Snapgate
Snapgate

A tua nuvem enche-se de fotos que nunca quiseste guardar

O bilhete do estacionamento, a fatura, o quadro de uma reunião. O Google Fotos guarda o rolo inteiro ou não guarda nada. O Snapgate põe um porteiro pelo meio.

Como funciona Porque a criámos

Android 11 ou superior · Pagamento único, sem subscrição

O problema não é a câmara, é o tudo ou nada

A cópia de segurança do Google Fotos tem apenas dois estados: ligada para uma pasta inteira, ou desligada. Não há meio termo, e é por isso que o teu armazenamento se enche de coisas que fotografaste para ver durante dez minutos.

Há duas formas de parar isto: rever o rolo regularmente e apagar à mão — o que ninguém faz — ou decidir no momento. O Snapgate é a segunda.

Quatro passos, e só um é teu

Tudo acontece nos segundos a seguir ao disparo, enquanto ainda te lembras porque tiraste aquela foto.

  1. Tiras a foto

    Com a tua câmara do costume. O Snapgate não substitui nada nem se mete no caminho.

  2. Chega um aviso

    Em menos de meio segundo depois de o sistema registar a imagem, com a miniatura para veres sobre o que estás a decidir.

  3. Tocas em Enviar ou Descartar

    Na própria notificação. Não é preciso abrir a app nem confirmar mais nada.

  4. O descartado fica no telemóvel

    Não é apagado nem enviado: simplesmente nunca ocupa espaço na tua conta Google.

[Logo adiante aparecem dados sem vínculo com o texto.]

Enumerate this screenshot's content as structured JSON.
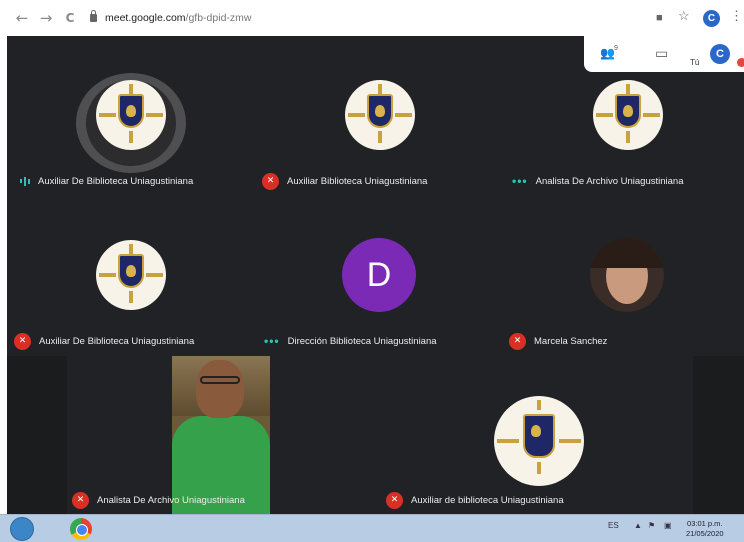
{
  "browser": {
    "back_icon": "←",
    "forward_icon": "→",
    "reload_icon": "C",
    "url_host": "meet.google.com",
    "url_path": "/gfb-dpid-zmw",
    "camera_icon": "■",
    "star_icon": "☆",
    "profile_initial": "C",
    "menu_icon": "⋮"
  },
  "meet_bar": {
    "people_icon": "👥",
    "participant_count": "9",
    "chat_icon": "▭",
    "self_label": "Tú",
    "self_initial": "C"
  },
  "participants": [
    {
      "name": "Auxiliar De Biblioteca Uniagustiniana",
      "status": "speaking"
    },
    {
      "name": "Auxiliar Biblioteca Uniagustiniana",
      "status": "muted"
    },
    {
      "name": "Analista De Archivo Uniagustiniana",
      "status": "dots"
    },
    {
      "name": "Auxiliar De Biblioteca Uniagustiniana",
      "status": "muted"
    },
    {
      "name": "Dirección Biblioteca Uniagustiniana",
      "status": "dots",
      "initial": "D"
    },
    {
      "name": "Marcela Sanchez",
      "status": "muted"
    },
    {
      "name": "Analista De Archivo Uniagustiniana",
      "status": "muted"
    },
    {
      "name": "Auxiliar de biblioteca Uniagustiniana",
      "status": "muted"
    }
  ],
  "taskbar": {
    "language": "ES",
    "time": "03:01 p.m.",
    "date": "21/05/2020"
  },
  "colors": {
    "stage_bg": "#212225",
    "mute_red": "#d93025",
    "indicator_teal": "#26c6b6",
    "avatar_purple": "#7b2ab5"
  }
}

E quando não queres decidir de cada vez

Porque há alturas em que perguntar atrapalha mais do que ajuda.

Modos temporários

«Durante oito horas não envies nada.» «Estes quatro dias envia tudo, estou de viagem.» Expiram sozinhos, para não ficarem ligados por esquecimento.

Regras por contexto

Decide por hora, dia da semana, pasta ou lugar. As fotos do horário de trabalho não têm de acabar na tua conta pessoal.

Coleções

Envia o que aprovares diretamente para um álbum concreto da tua biblioteca, sem passar pelo rolo.

Janela de decisão

Uma foto só é oferecida nos primeiros minutos. Se não responderes, fica no telemóvel e deixa de te incomodar.

Consumo insignificante

0,02 segundos de CPU por minuto em segundo plano, medido. Com o ecrã desligado não faz absolutamente nada.

Seis idiomas

Espanhol, inglês, português, francês, alemão e italiano, incluindo os plurais que quase ninguém traduz bem.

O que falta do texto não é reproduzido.